It is with the muscles that move the toes as it is with those that move the fingers. They are put mostly up in the leg, and their slender tendons, by which they pull, go down over the ankle to the toes, just as in the arm the tendons go over the wrist to the fingers. If the muscles of the toes were all put in the foot, they would make it very clumsy, and at the same time the leg would be ugly from the want of that fullness which it now has.

Ligaments of the wrist and the ankle.

Both at the wrist and the ankle the tendons are bound down very tightly. If this were not so they would be always flying out of place, stretching out the skin before them in ridges. This would be the case especially with the tendons that go to the toes. Every time that the muscles pulled on them, they would start out very much at the bend of the ankle if they were not firmly held by the ligaments.

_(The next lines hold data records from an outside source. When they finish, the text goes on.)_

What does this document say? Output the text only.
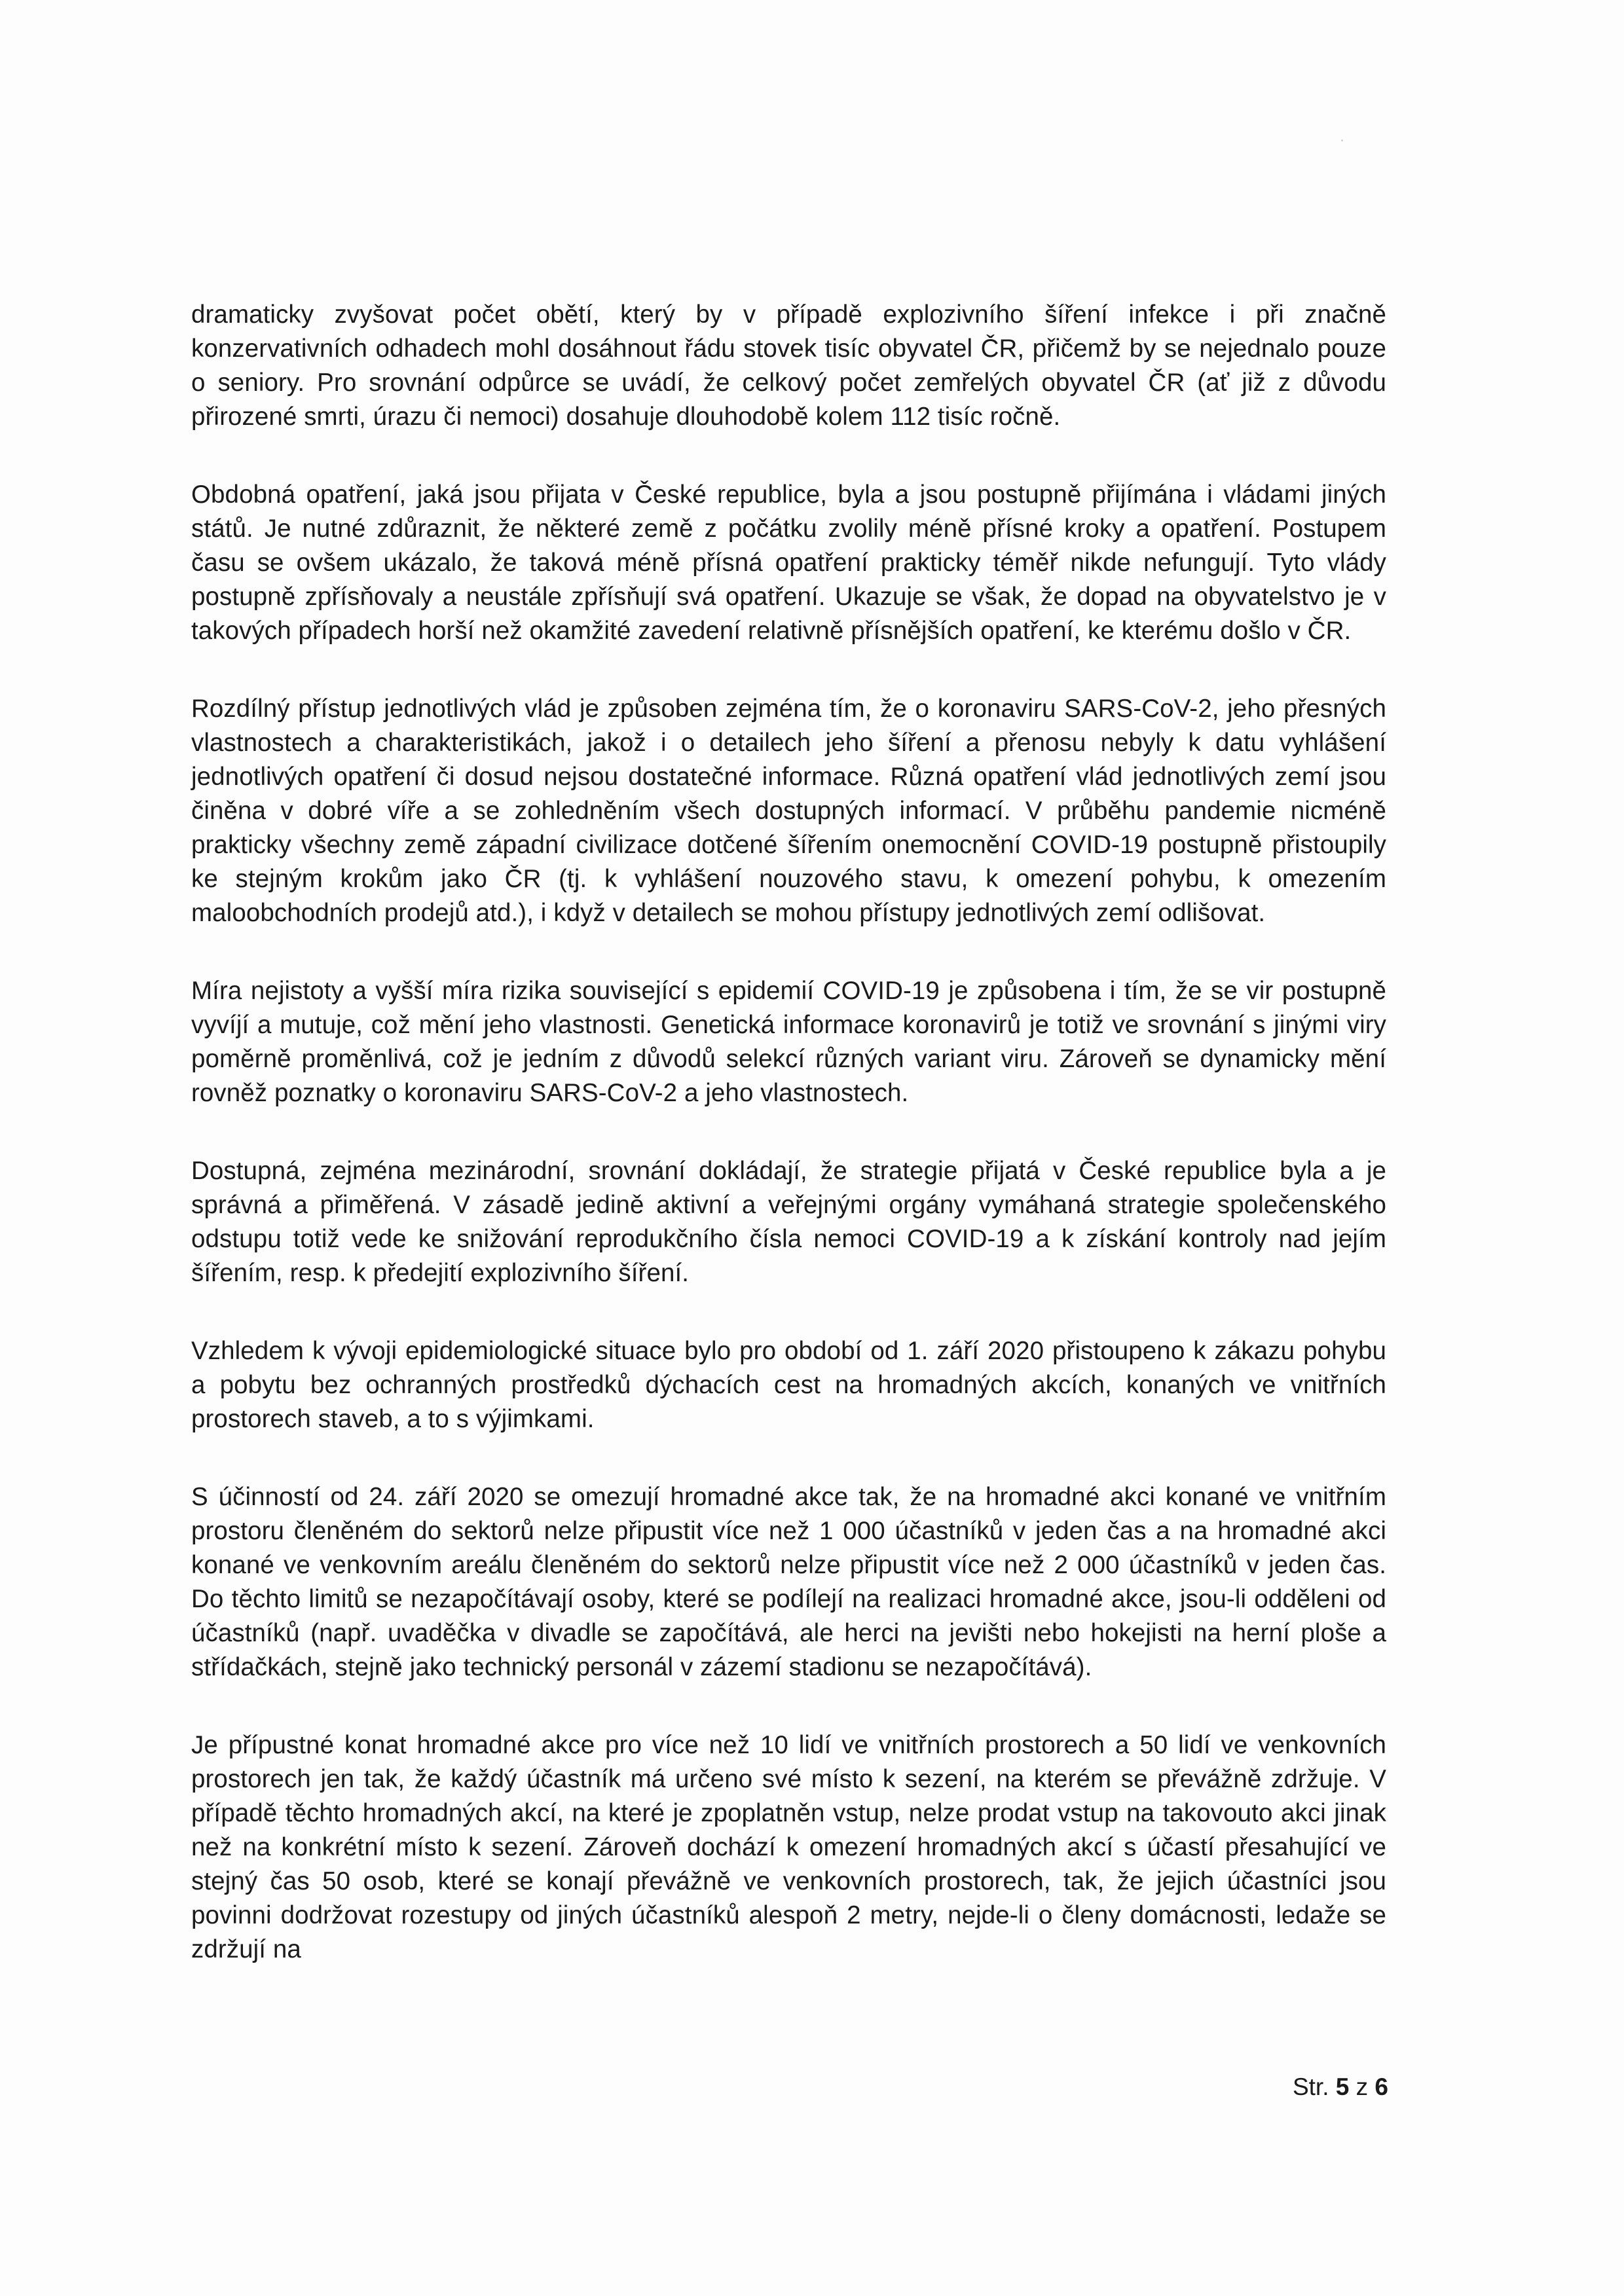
dramaticky zvyšovat počet obětí, který by v případě explozivního šíření infekce i při značně konzervativních odhadech mohl dosáhnout řádu stovek tisíc obyvatel ČR, přičemž by se nejednalo pouze o seniory. Pro srovnání odpůrce se uvádí, že celkový počet zemřelých obyvatel ČR (ať již z důvodu přirozené smrti, úrazu či nemoci) dosahuje dlouhodobě kolem 112 tisíc ročně.

Obdobná opatření, jaká jsou přijata v České republice, byla a jsou postupně přijímána i vládami jiných států. Je nutné zdůraznit, že některé země z počátku zvolily méně přísné kroky a opatření. Postupem času se ovšem ukázalo, že taková méně přísná opatření prakticky téměř nikde nefungují. Tyto vlády postupně zpřísňovaly a neustále zpřísňují svá opatření. Ukazuje se však, že dopad na obyvatelstvo je v takových případech horší než okamžité zavedení relativně přísnějších opatření, ke kterému došlo v ČR.

Rozdílný přístup jednotlivých vlád je způsoben zejména tím, že o koronaviru SARS-CoV-2, jeho přesných vlastnostech a charakteristikách, jakož i o detailech jeho šíření a přenosu nebyly k datu vyhlášení jednotlivých opatření či dosud nejsou dostatečné informace. Různá opatření vlád jednotlivých zemí jsou činěna v dobré víře a se zohledněním všech dostupných informací. V průběhu pandemie nicméně prakticky všechny země západní civilizace dotčené šířením onemocnění COVID-19 postupně přistoupily ke stejným krokům jako ČR (tj. k vyhlášení nouzového stavu, k omezení pohybu, k omezením maloobchodních prodejů atd.), i když v detailech se mohou přístupy jednotlivých zemí odlišovat.

Míra nejistoty a vyšší míra rizika související s epidemií COVID-19 je způsobena i tím, že se vir postupně vyvíjí a mutuje, což mění jeho vlastnosti. Genetická informace koronavirů je totiž ve srovnání s jinými viry poměrně proměnlivá, což je jedním z důvodů selekcí různých variant viru. Zároveň se dynamicky mění rovněž poznatky o koronaviru SARS-CoV-2 a jeho vlastnostech.

Dostupná, zejména mezinárodní, srovnání dokládají, že strategie přijatá v České republice byla a je správná a přiměřená. V zásadě jedině aktivní a veřejnými orgány vymáhaná strategie společenského odstupu totiž vede ke snižování reprodukčního čísla nemoci COVID-19 a k získání kontroly nad jejím šířením, resp. k předejití explozivního šíření.

Vzhledem k vývoji epidemiologické situace bylo pro období od 1. září 2020 přistoupeno k zákazu pohybu a pobytu bez ochranných prostředků dýchacích cest na hromadných akcích, konaných ve vnitřních prostorech staveb, a to s výjimkami.

S účinností od 24. září 2020 se omezují hromadné akce tak, že na hromadné akci konané ve vnitřním prostoru členěném do sektorů nelze připustit více než 1 000 účastníků v jeden čas a na hromadné akci konané ve venkovním areálu členěném do sektorů nelze připustit více než 2 000 účastníků v jeden čas. Do těchto limitů se nezapočítávají osoby, které se podílejí na realizaci hromadné akce, jsou-li odděleni od účastníků (např. uvaděčka v divadle se započítává, ale herci na jevišti nebo hokejisti na herní ploše a střídačkách, stejně jako technický personál v zázemí stadionu se nezapočítává).

Je přípustné konat hromadné akce pro více než 10 lidí ve vnitřních prostorech a 50 lidí ve venkovních prostorech jen tak, že každý účastník má určeno své místo k sezení, na kterém se převážně zdržuje. V případě těchto hromadných akcí, na které je zpoplatněn vstup, nelze prodat vstup na takovouto akci jinak než na konkrétní místo k sezení. Zároveň dochází k omezení hromadných akcí s účastí přesahující ve stejný čas 50 osob, které se konají převážně ve venkovních prostorech, tak, že jejich účastníci jsou povinni dodržovat rozestupy od jiných účastníků alespoň 2 metry, nejde-li o členy domácnosti, ledaže se zdržují na

Str. 5 z 6
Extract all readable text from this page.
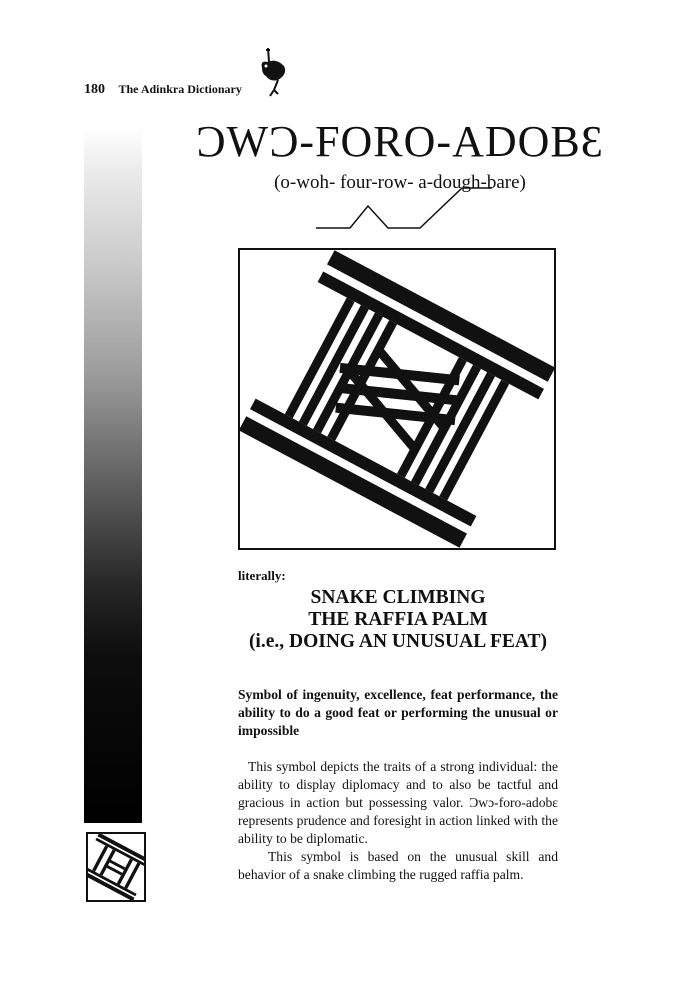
180 The Adinkra Dictionary
ƆWƆ-FORO-ADOBƐ
(o-woh- four-row- a-dough-bare)
literally:
SNAKE CLIMBING
THE RAFFIA PALM
(i.e., DOING AN UNUSUAL FEAT)
Symbol of ingenuity, excellence, feat performance, the ability to do a good feat or performing the unusual or impossible

This symbol depicts the traits of a strong individual: the ability to display diplomacy and to also be tactful and gracious in action but possessing valor. Ɔwɔ-foro-adobɛ represents prudence and foresight in action linked with the ability to be diplomatic.

This symbol is based on the unusual skill and behavior of a snake climbing the rugged raffia palm.
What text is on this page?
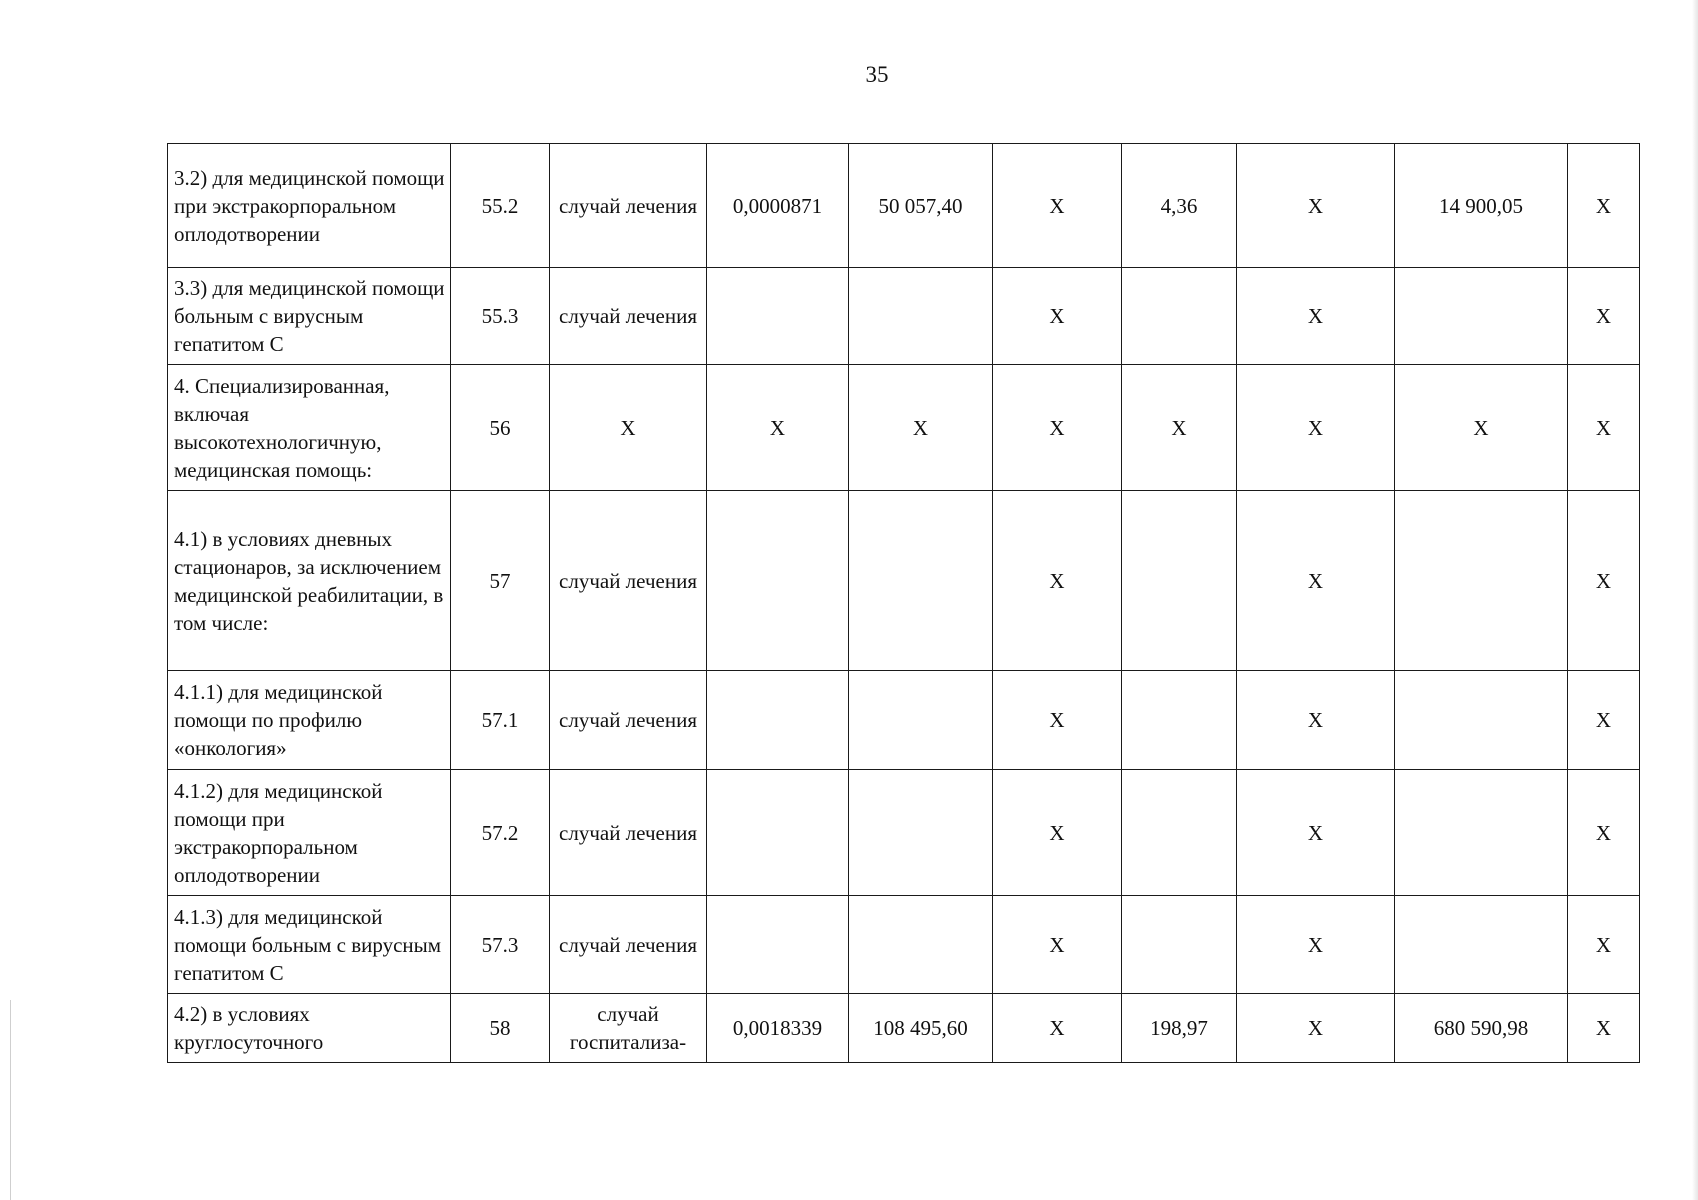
35
3.2) для медицинской помощи при экстракорпоральном оплодотворении	55.2	случай лечения	0,0000871	50 057,40	X	4,36	X	14 900,05	X
3.3) для медицинской помощи больным с вирусным гепатитом С	55.3	случай лечения			X		X		X
4. Специализированная, включая высокотехнологичную, медицинская помощь:	56	X	X	X	X	X	X	X	X
4.1) в условиях дневных стационаров, за исключением медицинской реабилитации, в том числе:	57	случай лечения			X		X		X
4.1.1) для медицинской помощи по профилю «онкология»	57.1	случай лечения			X		X		X
4.1.2) для медицинской помощи при экстракорпоральном оплодотворении	57.2	случай лечения			X		X		X
4.1.3) для медицинской помощи больным с вирусным гепатитом С	57.3	случай лечения			X		X		X
4.2) в условиях круглосуточного	58	случай госпитализа-	0,0018339	108 495,60	X	198,97	X	680 590,98	X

The muscles are of many shapes—round, flat, long, short, etc. They are shaped to suit the work which they are to do.

They vary much in size also. Some are very large, and some are exceedingly small. How large are the muscles of the arm that wield the hammer and the axe! But how small are the muscles that work the musical cords in your throat when you speak or sing! These little muscles make all the different notes of the voice by pulling on these cords, and in doing this many of their motions are exceedingly slight.

Muscles in the ear.

You remember that in the chapter on the hearing I told you about the little bones in the ear. These have some very little muscles which move them. The bones and the muscles, a and b, are represented in the following figure. The muscles, you see, have tendons or cords to pull by, in the same way that the muscles in the arm have. Both the bones and the muscles are larger in this figure than they are in the body. As the bones are the smallest ones that we have, so it is with the muscles. Very small machinery is this part of the hearing machinery.

Large and small muscles in birds.

The birds that go swiftly on their wings have very large muscles to work them. This gives them the full, round breast which you see that they have. But the muscles that work the musical cords in their little throats, as they sing so sweetly, are so small that it is difficult to find them.